Vaghe stelle dell’Orsa… se estrena en un contexto en el que ya es común ver a los personajes reptar por las paredes, atrapados por la metástasis lentísima del hastío vital, flojos, anémicos, como si fueran la pobre Alicia de Quiroga y la existencia, su almohadón de plumas. Por supuesto, esto tiene un nombre: Antonioni. Y más epígonos de los que hacían falta. Pero en lugar de ajustarse al presente como si fuera un director de segunda línea -es decir, como si fuera el Damiani de La noia o el Maselli de Gli indifferenti– Visconti da un salto, encuentra las fuentes literarias del hastío y recuerda, así, que el tema no tiene por qué ser solo un filón nacido del impacto de Antonioni y de Moravia. Quién podría quitarle razón. La merma de vigor existencial resultó al mismo tiempo un dato sobre la anomia moderna y un estímulo mayor de su literatura. Es el spleen (o l’ennui) de Baudelaire. Y antes, el tedio (o la noia) de Leopardi. Baudelaire es más rugiente, como lo serán sus discípulos, de Huysmans a D’Annunzio, de Asunción Silva a Lugones, a menudo enamorados (y no sin motivos) de cierto malditismo obsceno. Leopardi es diferente. Combina en sus versos intensidad y calma. Por eso su herida es más honda. Ninguna carroña, ninguna mendiga sucia, ninguna imagen como “enfermo maldito” o “en cripta se convierte su lecho blasonado” (ambas de “Spleen”). En su biografía del poeta, Piero Citati llama la atención sobre dos de los Cantos. En “Ad Angelo Mai”, el siglo entero es “siglo muerto, en cual se cierne / tanta niebla de tedio” (“secol morto, al quale incombe / tanta nebbia di tedio”). En la epístola “Al conte Carlo Pepoli”, la imagen cambia: “… en el pecho / el hondo pecho, grave, firme, inamovible / como columna adamantina, se alza / tedio inmortal…” (“… nel petto / Nell’imo petto, grave, salda, inmotata / come colonna adamantina, siede / noia inmortale”). La niebla, el diamante. El tedio (la noia) es vaporoso y duro. Su expresión conceptual más concentrada está en el notable “Diálogo de Plotino y Porfirio”, uno de los Opúsculos morales. Porfirio, a quien lo tienta el suicidio, le dice a su maestro:
y te diré que esta inclinación mía no procede de ninguna desgracia que me haya acaecido o que yo espere que me suceda, sino de un fastidio de la vida, un tedio que yo siento, tan vehemente que se asemeja al dolor y al espasmo, de un cierto no solo conocer sino ver, gustar, tocar la vanidad de cada cosa que me sucede durante el día. De manera tal que no solo mi intelecto, sino todos los sentimientos, incluso del cuerpo, están llenos (para decirlo de una manera extraña, pero que se acomoda al caso) de esa vanidad.
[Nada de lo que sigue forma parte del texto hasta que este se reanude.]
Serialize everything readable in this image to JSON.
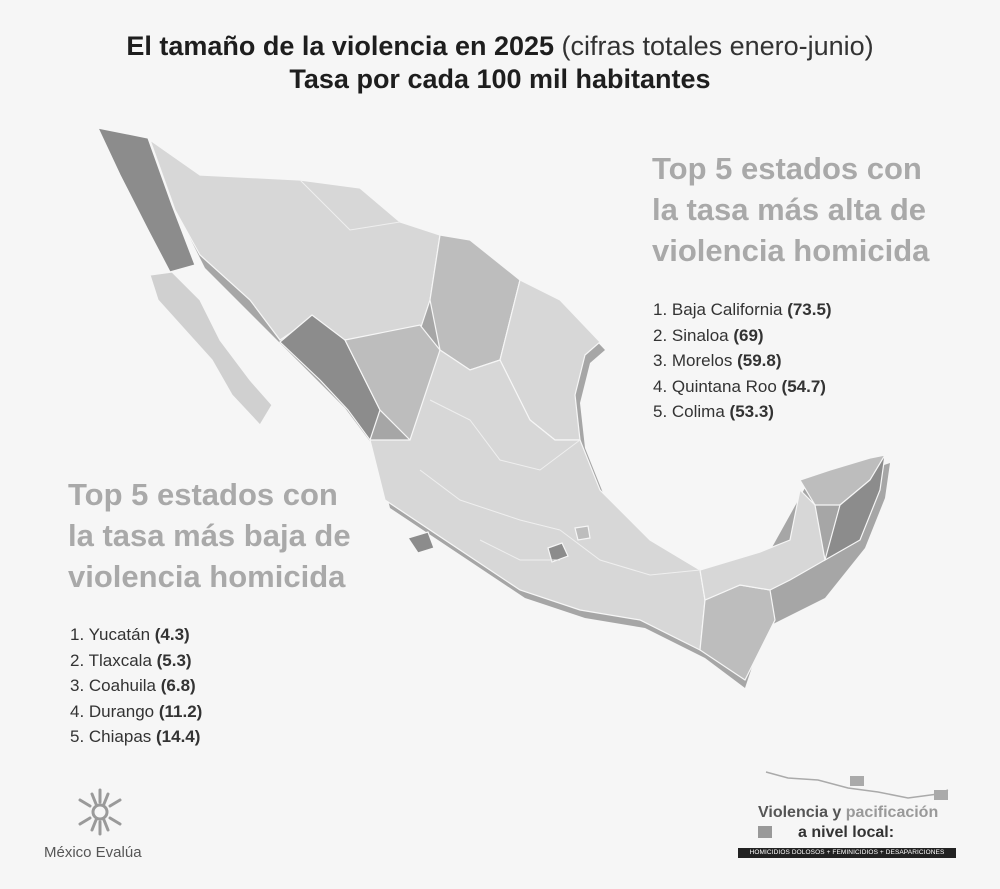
{
  "title": {
    "line1_bold": "El tamaño de la violencia en 2025",
    "line1_light": " (cifras totales enero-junio)",
    "line2": "Tasa por cada 100 mil habitantes"
  },
  "top_high": {
    "heading": [
      "Top 5 estados con",
      "la tasa más alta de",
      "violencia homicida"
    ],
    "items": [
      {
        "label": "1. Baja California ",
        "value": "(73.5)"
      },
      {
        "label": "2. Sinaloa ",
        "value": "(69)"
      },
      {
        "label": "3. Morelos ",
        "value": "(59.8)"
      },
      {
        "label": "4. Quintana Roo ",
        "value": "(54.7)"
      },
      {
        "label": "5. Colima ",
        "value": "(53.3)"
      }
    ]
  },
  "top_low": {
    "heading": [
      "Top 5 estados con",
      "la tasa más baja de",
      "violencia homicida"
    ],
    "items": [
      {
        "label": "1. Yucatán ",
        "value": "(4.3)"
      },
      {
        "label": "2. Tlaxcala ",
        "value": "(5.3)"
      },
      {
        "label": "3. Coahuila ",
        "value": "(6.8)"
      },
      {
        "label": "4. Durango ",
        "value": "(11.2)"
      },
      {
        "label": "5. Chiapas ",
        "value": "(14.4)"
      }
    ]
  },
  "colors": {
    "high": "#8c8c8c",
    "low": "#bdbdbd",
    "other": "#d7d7d7",
    "shadow": "#a4a4a4",
    "heading": "#a9a9a9"
  },
  "logos": {
    "mexico_evalua": "México Evalúa",
    "vp_line1_a": "Violencia y ",
    "vp_line1_b": "pacificación",
    "vp_line2": "a nivel local:",
    "vp_band": "HOMICIDIOS DOLOSOS + FEMINICIDIOS + DESAPARICIONES"
  }
}
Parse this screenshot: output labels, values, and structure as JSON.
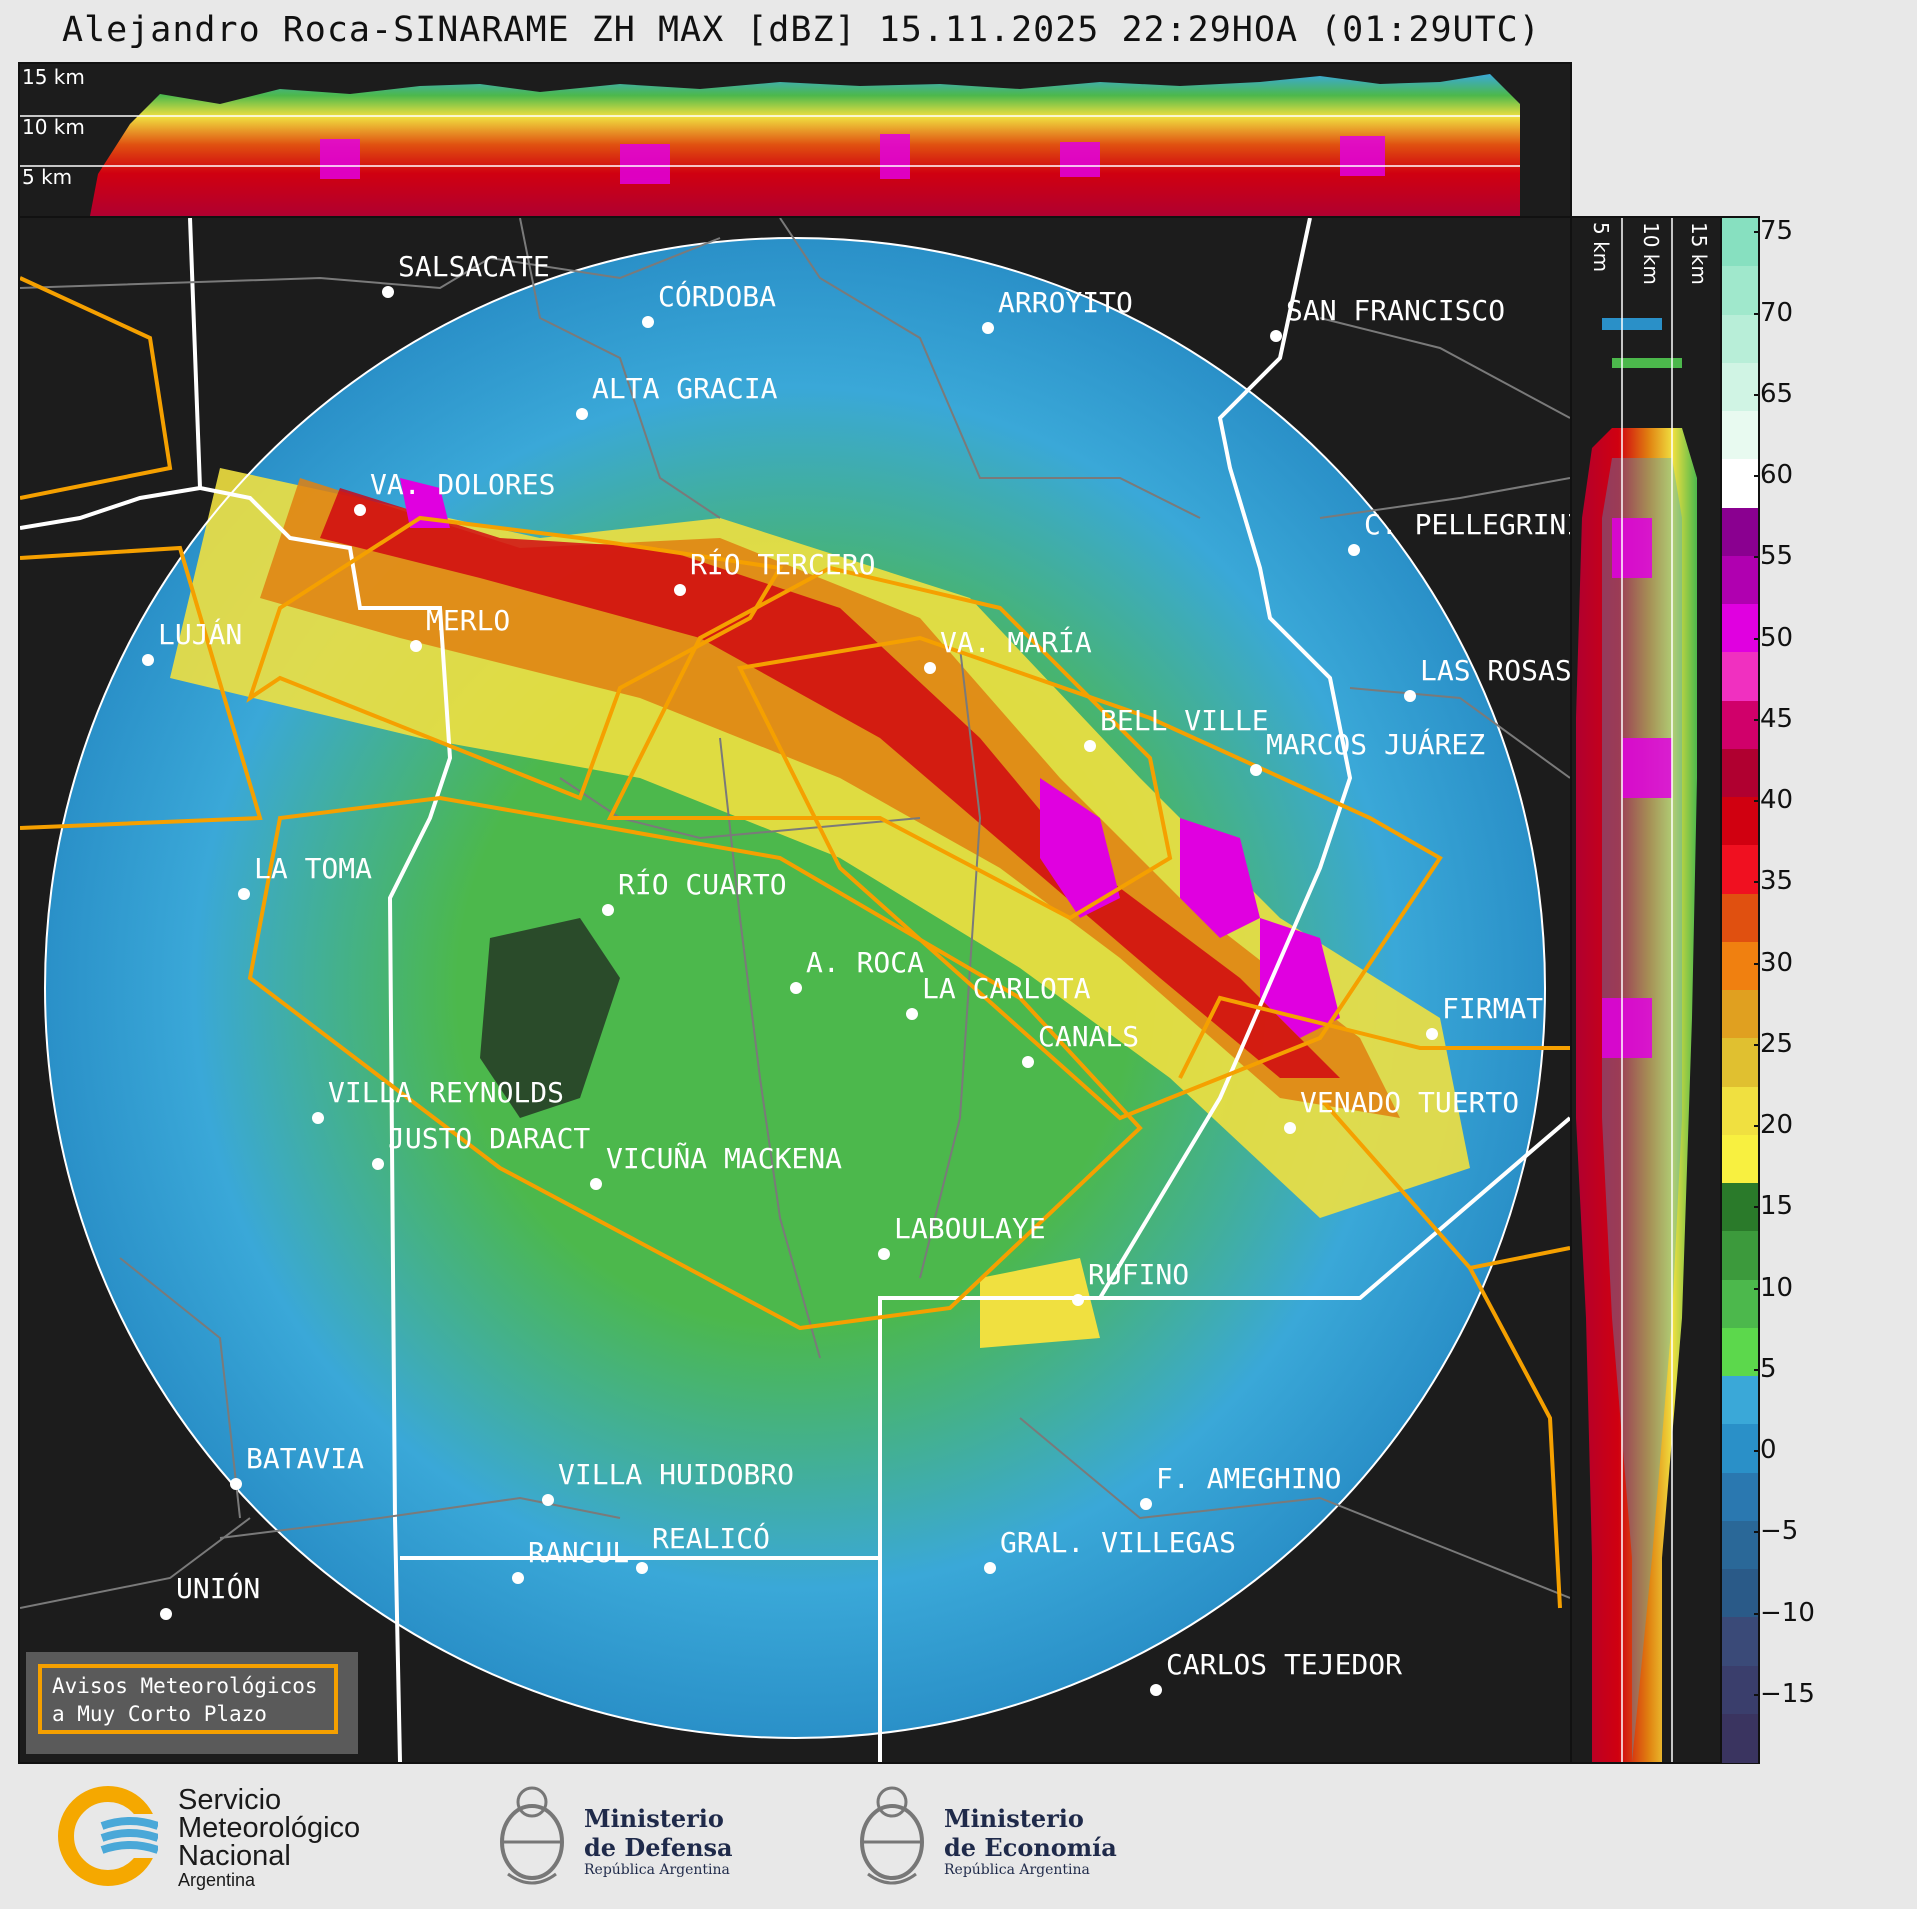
{
  "title": "Alejandro Roca-SINARAME ZH MAX [dBZ] 15.11.2025 22:29HOA (01:29UTC)",
  "top_panel": {
    "km_labels": [
      "15 km",
      "10 km",
      "5 km"
    ]
  },
  "side_panel": {
    "km_labels": [
      "5 km",
      "10 km",
      "15 km"
    ]
  },
  "colorbar": {
    "ticks": [
      "75",
      "70",
      "65",
      "60",
      "55",
      "50",
      "45",
      "40",
      "35",
      "30",
      "25",
      "20",
      "15",
      "10",
      "5",
      "0",
      "−5",
      "−10",
      "−15"
    ],
    "colors": [
      "#87e0c0",
      "#a0e8cc",
      "#b8eed8",
      "#d0f4e4",
      "#e8faf0",
      "#ffffff",
      "#8a0090",
      "#b000b0",
      "#e000e0",
      "#f030c0",
      "#d0006a",
      "#b00030",
      "#d00010",
      "#f01020",
      "#e05010",
      "#f08010",
      "#e0a020",
      "#e0c030",
      "#f0e040",
      "#f8f040",
      "#2a7a2a",
      "#3c9a3c",
      "#4cb84c",
      "#5cd84c",
      "#3aa8d8",
      "#2a90c8",
      "#2a78b0",
      "#2a6898",
      "#2a5a88",
      "#3a4a78",
      "#3a3e6c",
      "#3a3460"
    ],
    "levels": [
      -19,
      76
    ]
  },
  "cities": [
    {
      "name": "SALSACATE"
    },
    {
      "name": "CÓRDOBA"
    },
    {
      "name": "ARROYITO"
    },
    {
      "name": "SAN FRANCISCO"
    },
    {
      "name": "ALTA GRACIA"
    },
    {
      "name": "VA. DOLORES"
    },
    {
      "name": "C. PELLEGRINI"
    },
    {
      "name": "RÍO TERCERO"
    },
    {
      "name": "LUJÁN"
    },
    {
      "name": "MERLO"
    },
    {
      "name": "VA. MARÍA"
    },
    {
      "name": "LAS ROSAS"
    },
    {
      "name": "BELL VILLE"
    },
    {
      "name": "MARCOS JUÁREZ"
    },
    {
      "name": "LA TOMA"
    },
    {
      "name": "RÍO CUARTO"
    },
    {
      "name": "A. ROCA"
    },
    {
      "name": "LA CARLOTA"
    },
    {
      "name": "FIRMAT"
    },
    {
      "name": "CANALS"
    },
    {
      "name": "VILLA REYNOLDS"
    },
    {
      "name": "VENADO TUERTO"
    },
    {
      "name": "JUSTO DARACT"
    },
    {
      "name": "VICUÑA MACKENA"
    },
    {
      "name": "LABOULAYE"
    },
    {
      "name": "RUFINO"
    },
    {
      "name": "BATAVIA"
    },
    {
      "name": "VILLA HUIDOBRO"
    },
    {
      "name": "F. AMEGHINO"
    },
    {
      "name": "RANCUL"
    },
    {
      "name": "REALICÓ"
    },
    {
      "name": "GRAL. VILLEGAS"
    },
    {
      "name": "UNIÓN"
    },
    {
      "name": "CARLOS TEJEDOR"
    }
  ],
  "legend": {
    "line1": "Avisos Meteorológicos",
    "line2": "a Muy Corto Plazo"
  },
  "logos": {
    "smn": {
      "line1": "Servicio",
      "line2": "Meteorológico",
      "line3": "Nacional",
      "line4": "Argentina"
    },
    "defensa": {
      "line1": "Ministerio",
      "line2": "de Defensa",
      "line3": "República Argentina"
    },
    "economia": {
      "line1": "Ministerio",
      "line2": "de Economía",
      "line3": "República Argentina"
    }
  }
}
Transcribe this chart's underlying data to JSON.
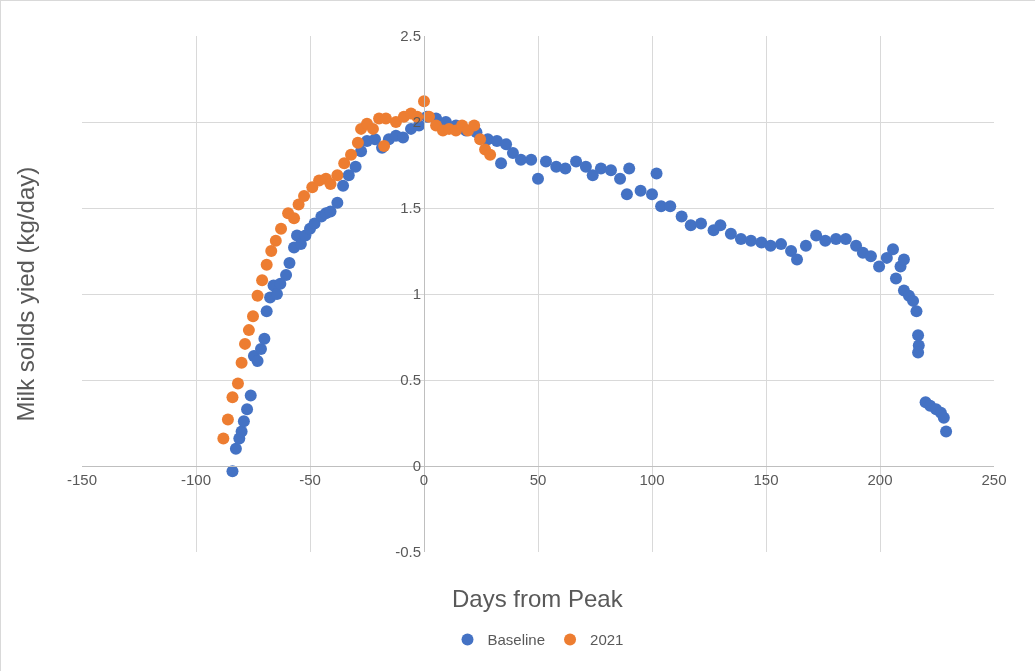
{
  "chart_data": {
    "type": "scatter",
    "xlabel": "Days from Peak",
    "ylabel": "Milk soilds yied (kg/day)",
    "xlim": [
      -150,
      250
    ],
    "xticks": [
      -150,
      -100,
      -50,
      0,
      50,
      100,
      150,
      200,
      250
    ],
    "ylim": [
      -0.5,
      2.5
    ],
    "yticks": [
      -0.5,
      0,
      0.5,
      1,
      1.5,
      2,
      2.5
    ],
    "grid": true,
    "legend": "bottom",
    "marker": "circle",
    "series": [
      {
        "name": "Baseline",
        "color": "#4472c4",
        "x": [
          -84,
          -82.5,
          -81,
          -80,
          -79,
          -77.6,
          -76,
          -74.6,
          -73,
          -71.5,
          -70,
          -69,
          -67.5,
          -66,
          -64.5,
          -63,
          -60.5,
          -59,
          -57,
          -55.7,
          -54,
          -52,
          -50,
          -48,
          -45,
          -43,
          -41,
          -38,
          -35.5,
          -33,
          -30,
          -27.6,
          -25,
          -21.5,
          -18.4,
          -15.4,
          -12.3,
          -9.2,
          -5.7,
          -2.2,
          1.3,
          5.3,
          9.6,
          14,
          18.4,
          23,
          28,
          32,
          33.8,
          36,
          39,
          42.5,
          47,
          50,
          53.5,
          58,
          62,
          66.7,
          71,
          74,
          77.6,
          82,
          86,
          89,
          90,
          95,
          100,
          102,
          104,
          108,
          113,
          117,
          121.5,
          127,
          130,
          134.6,
          139,
          143.4,
          148,
          152,
          156.6,
          161,
          163.6,
          167.5,
          172,
          176,
          180.7,
          185,
          189.5,
          192.5,
          196,
          199.6,
          203,
          205.7,
          207,
          209,
          210.5,
          210.5,
          212.7,
          214.5,
          216,
          216.7,
          217,
          216.7,
          220,
          222,
          224.6,
          226.7,
          228,
          229
        ],
        "values": [
          -0.03,
          0.1,
          0.16,
          0.2,
          0.26,
          0.33,
          0.41,
          0.64,
          0.61,
          0.68,
          0.74,
          0.9,
          0.98,
          1.05,
          1.0,
          1.06,
          1.11,
          1.18,
          1.27,
          1.34,
          1.29,
          1.34,
          1.38,
          1.41,
          1.45,
          1.47,
          1.48,
          1.53,
          1.63,
          1.69,
          1.74,
          1.83,
          1.89,
          1.9,
          1.85,
          1.9,
          1.92,
          1.91,
          1.96,
          1.98,
          2.03,
          2.02,
          2.0,
          1.98,
          1.95,
          1.94,
          1.9,
          1.89,
          1.76,
          1.87,
          1.82,
          1.78,
          1.78,
          1.67,
          1.77,
          1.74,
          1.73,
          1.77,
          1.74,
          1.69,
          1.73,
          1.72,
          1.67,
          1.58,
          1.73,
          1.6,
          1.58,
          1.7,
          1.51,
          1.51,
          1.45,
          1.4,
          1.41,
          1.37,
          1.4,
          1.35,
          1.32,
          1.31,
          1.3,
          1.28,
          1.29,
          1.25,
          1.2,
          1.28,
          1.34,
          1.31,
          1.32,
          1.32,
          1.28,
          1.24,
          1.22,
          1.16,
          1.21,
          1.26,
          1.09,
          1.16,
          1.2,
          1.02,
          0.99,
          0.96,
          0.9,
          0.76,
          0.7,
          0.66,
          0.37,
          0.35,
          0.33,
          0.31,
          0.28,
          0.2
        ]
      },
      {
        "name": "2021",
        "color": "#ed7d31",
        "x": [
          -88,
          -86,
          -84,
          -81.6,
          -80,
          -78.5,
          -76.8,
          -75,
          -73,
          -71,
          -69,
          -67,
          -65,
          -62.7,
          -59.6,
          -57,
          -55,
          -52.6,
          -49,
          -46,
          -43,
          -41,
          -38,
          -35,
          -32,
          -29,
          -27.6,
          -25,
          -22.4,
          -19.7,
          -17.5,
          -16.7,
          -12.3,
          -8.8,
          -5.7,
          -3,
          0,
          2.2,
          5.3,
          8.3,
          11,
          14,
          16.7,
          19.3,
          22,
          24.6,
          26.8,
          29
        ],
        "values": [
          0.16,
          0.27,
          0.4,
          0.48,
          0.6,
          0.71,
          0.79,
          0.87,
          0.99,
          1.08,
          1.17,
          1.25,
          1.31,
          1.38,
          1.47,
          1.44,
          1.52,
          1.57,
          1.62,
          1.66,
          1.67,
          1.64,
          1.69,
          1.76,
          1.81,
          1.88,
          1.96,
          1.99,
          1.96,
          2.02,
          1.86,
          2.02,
          2.0,
          2.03,
          2.05,
          2.03,
          2.12,
          2.03,
          1.98,
          1.95,
          1.96,
          1.95,
          1.98,
          1.95,
          1.98,
          1.9,
          1.84,
          1.81
        ]
      }
    ]
  }
}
El propio Leopardi, en su carta a Piero Giordani del 19 de noviembre de 1819, confiesa una sensación similar.
Estoy tan mareado de la nada que me circunda, que no sé siquiera de dónde sacar las fuerzas para responderte. Esta es la primera vez que el tedio no solo me oprime y me cansa sino que me duele y me lacera como un dolor gravísimo, y estoy tan espantado de la vanidad de las cosas y de la condición de los hombres, muertas todas sus pasiones, como están apagadas las mías, que estoy fuera de mí, aun cuando considero que mi desesperación no vale nada.
La palabra sensación, tal vez vaga, es importante, como dan a entender tanto Porfirio como Leopardi, porque no se trata solo de una cuestión intelectual y emocional, es decir, no solo de un asunto que, como hoy diríamos, atañe a la reflexión filosófica y a las ciencias humanas, sino de una cuestión elemental: la noia se ve, se toca, se gusta; lo que espanta y a algunos seduce es su materialidad.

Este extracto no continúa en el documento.